Si le Conseil constitutionnel a validé, le 9 novembre, la réélection d’Alassane Ouattara (avec 94,27 % des suffrages et un taux de participation de 53,9 %), l’opposition continue de lui contester sa victoire et la légalité même de sa candidature à un troisième mandat.

Non seulement cette opposition a appelé à la désobéissance civile et à un boycott actif du scrutin, mais elle a aussi tout mis en œuvre pour en empêcher la tenue, provoquant parfois violences et affrontements (85 morts depuis le début du processus). Le 2 novembre, elle a franchi un cap en annonçant la création d’un Conseil national de transition (CNT), censé pallier la vacance supposée du pouvoir. Président de ce CNT : Henri Konan Bédié. Porte-parole : Pascal Affi N’Guessan.

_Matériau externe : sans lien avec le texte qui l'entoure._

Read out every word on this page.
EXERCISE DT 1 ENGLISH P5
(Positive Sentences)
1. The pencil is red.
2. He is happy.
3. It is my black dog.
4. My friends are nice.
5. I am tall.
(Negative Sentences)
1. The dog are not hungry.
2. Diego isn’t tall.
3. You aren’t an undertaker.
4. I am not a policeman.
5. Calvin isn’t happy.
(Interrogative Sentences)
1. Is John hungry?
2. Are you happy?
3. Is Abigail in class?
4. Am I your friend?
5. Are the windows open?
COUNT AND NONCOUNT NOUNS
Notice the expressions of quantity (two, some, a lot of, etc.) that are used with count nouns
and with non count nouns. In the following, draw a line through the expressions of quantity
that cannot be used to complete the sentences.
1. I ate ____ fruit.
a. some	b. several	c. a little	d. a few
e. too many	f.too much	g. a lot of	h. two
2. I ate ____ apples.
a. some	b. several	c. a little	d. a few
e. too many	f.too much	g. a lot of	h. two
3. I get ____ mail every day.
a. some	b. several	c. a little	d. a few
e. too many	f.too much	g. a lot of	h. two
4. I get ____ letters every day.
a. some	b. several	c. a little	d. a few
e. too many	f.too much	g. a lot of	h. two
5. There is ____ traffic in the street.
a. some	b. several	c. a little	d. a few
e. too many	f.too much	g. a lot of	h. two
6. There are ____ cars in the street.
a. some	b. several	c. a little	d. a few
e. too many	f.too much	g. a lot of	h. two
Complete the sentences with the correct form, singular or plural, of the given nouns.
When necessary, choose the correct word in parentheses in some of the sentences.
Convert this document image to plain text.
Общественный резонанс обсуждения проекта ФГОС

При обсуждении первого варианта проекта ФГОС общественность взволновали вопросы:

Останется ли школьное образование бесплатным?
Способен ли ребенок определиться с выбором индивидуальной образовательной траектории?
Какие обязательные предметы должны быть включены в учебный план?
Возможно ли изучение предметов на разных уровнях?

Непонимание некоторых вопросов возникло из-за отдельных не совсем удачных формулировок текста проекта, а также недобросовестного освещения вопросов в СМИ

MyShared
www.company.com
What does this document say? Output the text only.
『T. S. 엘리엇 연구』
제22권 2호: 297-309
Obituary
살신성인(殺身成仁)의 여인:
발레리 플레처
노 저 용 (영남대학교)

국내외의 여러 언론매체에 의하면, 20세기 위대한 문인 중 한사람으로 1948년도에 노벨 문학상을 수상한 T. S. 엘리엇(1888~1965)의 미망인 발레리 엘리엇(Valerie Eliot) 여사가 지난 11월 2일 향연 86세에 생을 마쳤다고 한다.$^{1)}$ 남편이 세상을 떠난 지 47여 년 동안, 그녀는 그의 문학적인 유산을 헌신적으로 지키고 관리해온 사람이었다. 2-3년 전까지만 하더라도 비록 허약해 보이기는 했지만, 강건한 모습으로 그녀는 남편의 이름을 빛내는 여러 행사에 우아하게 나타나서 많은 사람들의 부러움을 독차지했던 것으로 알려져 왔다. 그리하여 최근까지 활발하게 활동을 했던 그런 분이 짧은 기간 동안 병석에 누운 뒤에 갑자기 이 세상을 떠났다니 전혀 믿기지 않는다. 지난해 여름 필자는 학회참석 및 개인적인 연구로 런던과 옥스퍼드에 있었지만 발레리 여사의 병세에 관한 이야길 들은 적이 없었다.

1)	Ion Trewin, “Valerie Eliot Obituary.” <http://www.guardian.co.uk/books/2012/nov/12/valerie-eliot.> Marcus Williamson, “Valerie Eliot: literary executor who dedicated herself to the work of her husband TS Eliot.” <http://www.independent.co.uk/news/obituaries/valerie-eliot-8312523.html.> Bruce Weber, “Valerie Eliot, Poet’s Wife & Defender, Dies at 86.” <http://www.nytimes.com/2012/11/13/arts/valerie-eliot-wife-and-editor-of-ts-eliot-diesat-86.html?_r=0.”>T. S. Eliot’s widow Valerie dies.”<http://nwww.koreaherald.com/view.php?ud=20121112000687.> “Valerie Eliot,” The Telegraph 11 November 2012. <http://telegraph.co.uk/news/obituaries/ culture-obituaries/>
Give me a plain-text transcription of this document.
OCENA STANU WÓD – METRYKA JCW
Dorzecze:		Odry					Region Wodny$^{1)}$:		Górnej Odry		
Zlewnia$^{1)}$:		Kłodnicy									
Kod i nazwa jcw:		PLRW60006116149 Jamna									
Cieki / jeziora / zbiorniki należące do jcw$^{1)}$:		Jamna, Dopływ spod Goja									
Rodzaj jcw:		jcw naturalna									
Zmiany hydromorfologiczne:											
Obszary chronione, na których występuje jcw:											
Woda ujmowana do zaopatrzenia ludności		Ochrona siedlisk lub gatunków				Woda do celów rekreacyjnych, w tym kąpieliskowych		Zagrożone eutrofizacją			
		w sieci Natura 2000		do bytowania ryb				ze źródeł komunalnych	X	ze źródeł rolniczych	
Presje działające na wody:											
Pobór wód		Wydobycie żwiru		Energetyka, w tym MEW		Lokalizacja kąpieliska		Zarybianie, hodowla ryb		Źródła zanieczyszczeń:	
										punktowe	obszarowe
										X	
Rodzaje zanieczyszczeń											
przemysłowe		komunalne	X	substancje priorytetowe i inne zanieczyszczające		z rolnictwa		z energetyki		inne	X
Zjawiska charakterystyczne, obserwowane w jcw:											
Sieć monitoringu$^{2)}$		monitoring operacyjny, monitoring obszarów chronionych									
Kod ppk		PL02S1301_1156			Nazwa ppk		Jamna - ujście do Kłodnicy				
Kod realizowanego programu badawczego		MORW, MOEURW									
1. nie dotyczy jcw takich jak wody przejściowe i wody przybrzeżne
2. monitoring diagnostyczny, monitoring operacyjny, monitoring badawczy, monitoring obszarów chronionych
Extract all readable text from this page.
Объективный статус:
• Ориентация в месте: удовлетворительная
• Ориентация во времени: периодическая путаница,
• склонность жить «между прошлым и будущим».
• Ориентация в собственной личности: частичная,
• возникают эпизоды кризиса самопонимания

Le gouvernement a répliqué en arrêtant les principaux leaders, à l’exception notable du « sphinx de Daoukro », placé en résidence surveillée (mesure qui a été levée depuis). Motif invoqué par Richard Adou, le procureur de la République: « Faits d’actes de terrorisme, d’attentat et complot contre l’autorité de l’État, de meurtre, de vol en réunion avec violences, de destruction volontaire de biens, d’incendie et destruction de véhicules, d’organisation et de participation à un mouvement insurrectionnel. » L’épreuve de force, à son acmé début novembre, a longtemps suscité l’inquiétude des Ivoiriens comme celle des partenaires du pays. Les mânes de la crise postélectorale de 2010-2011 (plus de3000 morts) hantent toujours les esprits.

Si la tension semble aujourd’hui retomber, deux scénarios se dessinent pour tourner définitivement cette sombre page. Le premier, proposé par Alassane Ouattara (ADO), prévoit un dialogue entre les parties en conflit. Le 9 novembre, dans son adresse à la nation, le chef de l’État a réaffirmé sa « disponibilité pour [engager] un dialogue sincère et constructif avec l’opposition, dans le respect de l’ordre constitutionnel », et a rappelé qu’il avait « marqué sa disponibilité pour une rencontre avec le président Henri Konan Bédié ».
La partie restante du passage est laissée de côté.